Is there potential in something like that to work and make for a fun game?
/ponder
I've been thinking that one element I really enjoy is the FPS concept of "sometimes, through skill and luck, one person can defeat many". Sometimes you get to be Rambo. In an FPS, 5 v 1, each of the 5 is capable of killing the 1, but the 1, sometimes, can manage to beat the 5.
This element is almost completely missing from RPG style PvP games. If it's 5v1 in WOW or WAR, all players max level, you're dead. No way around it. It's an amazing feat to defeat 2 on 1, let alone 5 on 1.
The FPS gets away with it because FPS skill comes in the form of aiming. 1 can beat 5 if he's fast on the draw and a good aim.
Is this concept incompatible with RPG gaming?
RPG style combat doesn't have the "skill based aiming" component. RPG combat skill comes from effective use of abilities and counter-abilities and that takes time to play out. Root, break root, knockdown, stun, snare, teleport, etc.

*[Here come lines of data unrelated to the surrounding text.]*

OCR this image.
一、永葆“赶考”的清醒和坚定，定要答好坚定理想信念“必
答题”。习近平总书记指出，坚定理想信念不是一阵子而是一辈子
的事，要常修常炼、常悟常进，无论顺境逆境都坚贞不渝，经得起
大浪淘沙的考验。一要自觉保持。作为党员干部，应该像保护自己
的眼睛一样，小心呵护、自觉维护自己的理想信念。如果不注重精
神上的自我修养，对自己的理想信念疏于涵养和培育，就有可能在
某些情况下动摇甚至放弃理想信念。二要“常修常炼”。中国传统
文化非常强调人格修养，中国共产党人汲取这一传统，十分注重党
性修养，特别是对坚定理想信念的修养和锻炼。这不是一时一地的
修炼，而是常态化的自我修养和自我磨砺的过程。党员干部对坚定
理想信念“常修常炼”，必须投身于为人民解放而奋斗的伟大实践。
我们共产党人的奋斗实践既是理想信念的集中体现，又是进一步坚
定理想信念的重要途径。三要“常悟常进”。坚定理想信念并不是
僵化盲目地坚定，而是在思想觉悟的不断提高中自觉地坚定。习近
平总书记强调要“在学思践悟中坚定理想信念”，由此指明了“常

After 60 seconds of fighting the player who understands his class better is probably winning, all else being equal. But you can't be Rambo like that. The best you can ever do to capture the Rambo feel in an RPG combat system is to have BIG fights with LOTS of people so that at least some of you can feel like Rambo as you get kill after kill while your teammates take the hits. The smaller the battle, the more this model falls apart.
Hmmm...
What can we do to a non-aim based, RPG style combat system to bring back the Rambo element? The idea that one skilled player can potentially take on 3 or more equally powerful opponents and have a chance of coming out on top, without making it purely a game of "whoever hits 'TAB 1' first wins"? We'll also need to address the problem of spawning in a town and having to run around for 3 minutes to find a fight, if fights are only going to take a couple of seconds.
Let's see....
1) You must have the ability to spawn close to the action. Planetside did this right. Defenders spawn in the base. Attackers spawn not far away, outside the base.
2) The real battle must be for control of spawns. Planetside did this right, as well. Although the goal may have been "secure the base", the real way you did this was to shut down the enemy's ability to spawn.

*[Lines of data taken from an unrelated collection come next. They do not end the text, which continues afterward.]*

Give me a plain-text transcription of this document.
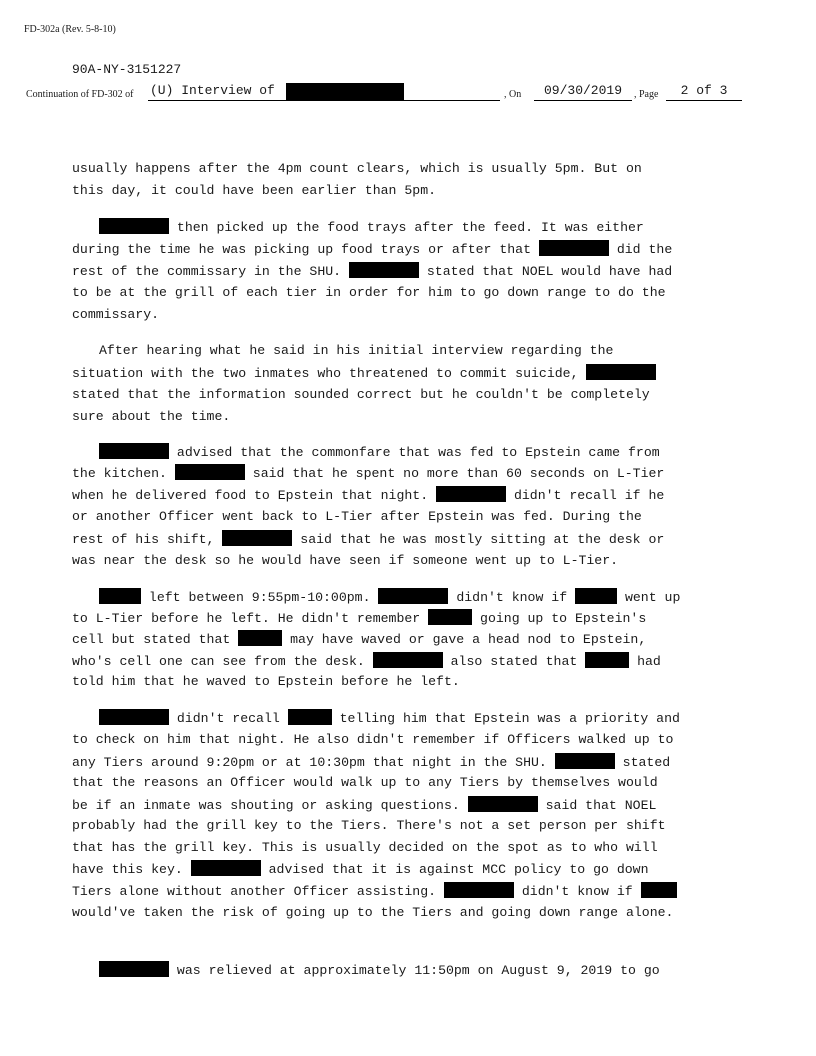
FD-302a (Rev. 5-8-10)
90A-NY-3151227
Continuation of FD-302 of (U) Interview of	, On	09/30/2019	, Page	2 of 3
usually happens after the 4pm count clears, which is usually 5pm. But on
this day, it could have been earlier than 5pm.
then picked up the food trays after the feed. It was either
during the time he was picking up food trays or after that	did the
rest of the commissary in the SHU.	stated that NOEL would have had
to be at the grill of each tier in order for him to go down range to do the
commissary.
After hearing what he said in his initial interview regarding the
situation with the two inmates who threatened to commit suicide,
stated that the information sounded correct but he couldn't be completely
sure about the time.
advised that the commonfare that was fed to Epstein came from
the kitchen.	said that he spent no more than 60 seconds on L-Tier
when he delivered food to Epstein that night.	didn't recall if he
or another Officer went back to L-Tier after Epstein was fed. During the
rest of his shift,	said that he was mostly sitting at the desk or
was near the desk so he would have seen if someone went up to L-Tier.
left between 9:55pm-10:00pm.	didn't know if	went up
to L-Tier before he left. He didn't remember	going up to Epstein's
cell but stated that	may have waved or gave a head nod to Epstein,
who's cell one can see from the desk.	also stated that	had
told him that he waved to Epstein before he left.
didn't recall	telling him that Epstein was a priority and
to check on him that night. He also didn't remember if Officers walked up to
any Tiers around 9:20pm or at 10:30pm that night in the SHU.	stated
that the reasons an Officer would walk up to any Tiers by themselves would
be if an inmate was shouting or asking questions.	said that NOEL
probably had the grill key to the Tiers. There's not a set person per shift
that has the grill key. This is usually decided on the spot as to who will
have this key.	advised that it is against MCC policy to go down
Tiers alone without another Officer assisting.	didn't know if
would've taken the risk of going up to the Tiers and going down range alone.
was relieved at approximately 11:50pm on August 9, 2019 to go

But #3 is tricky. How can you have a 1 to 5 second, skill based fight (as happens in an FPS) without relying on "aiming" to be that skill?

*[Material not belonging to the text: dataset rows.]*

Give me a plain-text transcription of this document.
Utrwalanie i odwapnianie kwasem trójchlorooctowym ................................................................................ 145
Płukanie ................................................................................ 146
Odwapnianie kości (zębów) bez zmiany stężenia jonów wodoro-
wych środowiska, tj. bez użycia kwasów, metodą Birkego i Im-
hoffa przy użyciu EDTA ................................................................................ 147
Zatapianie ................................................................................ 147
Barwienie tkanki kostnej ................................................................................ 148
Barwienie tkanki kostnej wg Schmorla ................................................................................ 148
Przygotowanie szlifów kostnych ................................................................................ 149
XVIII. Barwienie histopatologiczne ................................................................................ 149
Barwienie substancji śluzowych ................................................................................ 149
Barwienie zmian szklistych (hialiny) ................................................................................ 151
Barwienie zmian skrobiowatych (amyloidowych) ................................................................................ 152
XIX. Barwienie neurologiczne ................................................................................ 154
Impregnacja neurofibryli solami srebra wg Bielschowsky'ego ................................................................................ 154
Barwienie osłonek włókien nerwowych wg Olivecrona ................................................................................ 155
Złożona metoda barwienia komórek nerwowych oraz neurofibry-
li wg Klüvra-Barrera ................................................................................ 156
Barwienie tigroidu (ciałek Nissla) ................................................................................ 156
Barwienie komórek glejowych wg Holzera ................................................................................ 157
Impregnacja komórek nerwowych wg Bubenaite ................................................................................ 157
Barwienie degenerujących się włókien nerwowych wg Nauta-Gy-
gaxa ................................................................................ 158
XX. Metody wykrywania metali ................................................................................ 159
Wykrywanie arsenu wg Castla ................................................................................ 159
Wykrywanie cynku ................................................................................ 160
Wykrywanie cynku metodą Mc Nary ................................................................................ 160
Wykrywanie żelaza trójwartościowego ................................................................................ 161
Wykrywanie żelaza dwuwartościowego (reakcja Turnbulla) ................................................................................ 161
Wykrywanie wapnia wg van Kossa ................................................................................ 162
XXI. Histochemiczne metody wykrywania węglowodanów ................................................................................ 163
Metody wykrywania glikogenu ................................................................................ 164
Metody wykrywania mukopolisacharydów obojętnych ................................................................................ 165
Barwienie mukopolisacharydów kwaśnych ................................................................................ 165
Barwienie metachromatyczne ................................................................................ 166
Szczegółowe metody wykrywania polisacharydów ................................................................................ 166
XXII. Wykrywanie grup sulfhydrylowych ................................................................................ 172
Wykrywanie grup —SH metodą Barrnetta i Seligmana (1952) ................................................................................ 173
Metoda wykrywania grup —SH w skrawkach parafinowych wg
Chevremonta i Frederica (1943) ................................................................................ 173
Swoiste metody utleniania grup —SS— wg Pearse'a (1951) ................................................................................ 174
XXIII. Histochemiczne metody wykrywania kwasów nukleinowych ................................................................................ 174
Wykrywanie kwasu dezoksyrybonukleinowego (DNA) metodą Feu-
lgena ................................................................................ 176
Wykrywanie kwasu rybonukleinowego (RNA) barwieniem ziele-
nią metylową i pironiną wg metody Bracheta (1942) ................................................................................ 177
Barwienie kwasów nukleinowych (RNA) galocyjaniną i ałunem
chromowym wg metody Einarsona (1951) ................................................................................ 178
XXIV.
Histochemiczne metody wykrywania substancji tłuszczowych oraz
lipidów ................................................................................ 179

How do you make combat fun, fast and skill based without using FPS mechanics? We still want to rely on character stats to influence hit rate and damage -- that's the heart of RPG combat, after all, and we want to keep that, but we don't want to simply make fireballs to 15000 damage for that Rambo effect...
...
I'm pondering some kind of "preparation" mechanic. Like something you can do beforehand to prepare for a battle and that preparation has a big impact on how you can fight, perhaps not unlike deck building for a strategy card game. So maybe the fight itself is over in 5 seconds but somewhere beforehand you spent a lot of time thinking about what all you wanted lined up and ready to go.
Perhaps not unlike what I originally thought the Warhammer "tactics" were going to do. Like if you knew what was coming, you could prepare in a very specific way and give yourself a tremendous advantage. Of course, Warhammer's "tactics" skills were kind of diluted and didn't achieve this goal as I had envisioned it, but maybe that's an idea that can be built on.
For example, Rambo knows he's going to be fighting numerous human enemies in a wooded area in close combat, and prepares fully for this. Enemies coming in may be more generally prepared for a variety of things, but they are not specifically prepared for Rambo. Rambo might have a real shot at taking several of them out. The fights themselves are short -- the skill was more in the preparation than in the execution.
Is there potential in something like that to work and make for a fun game?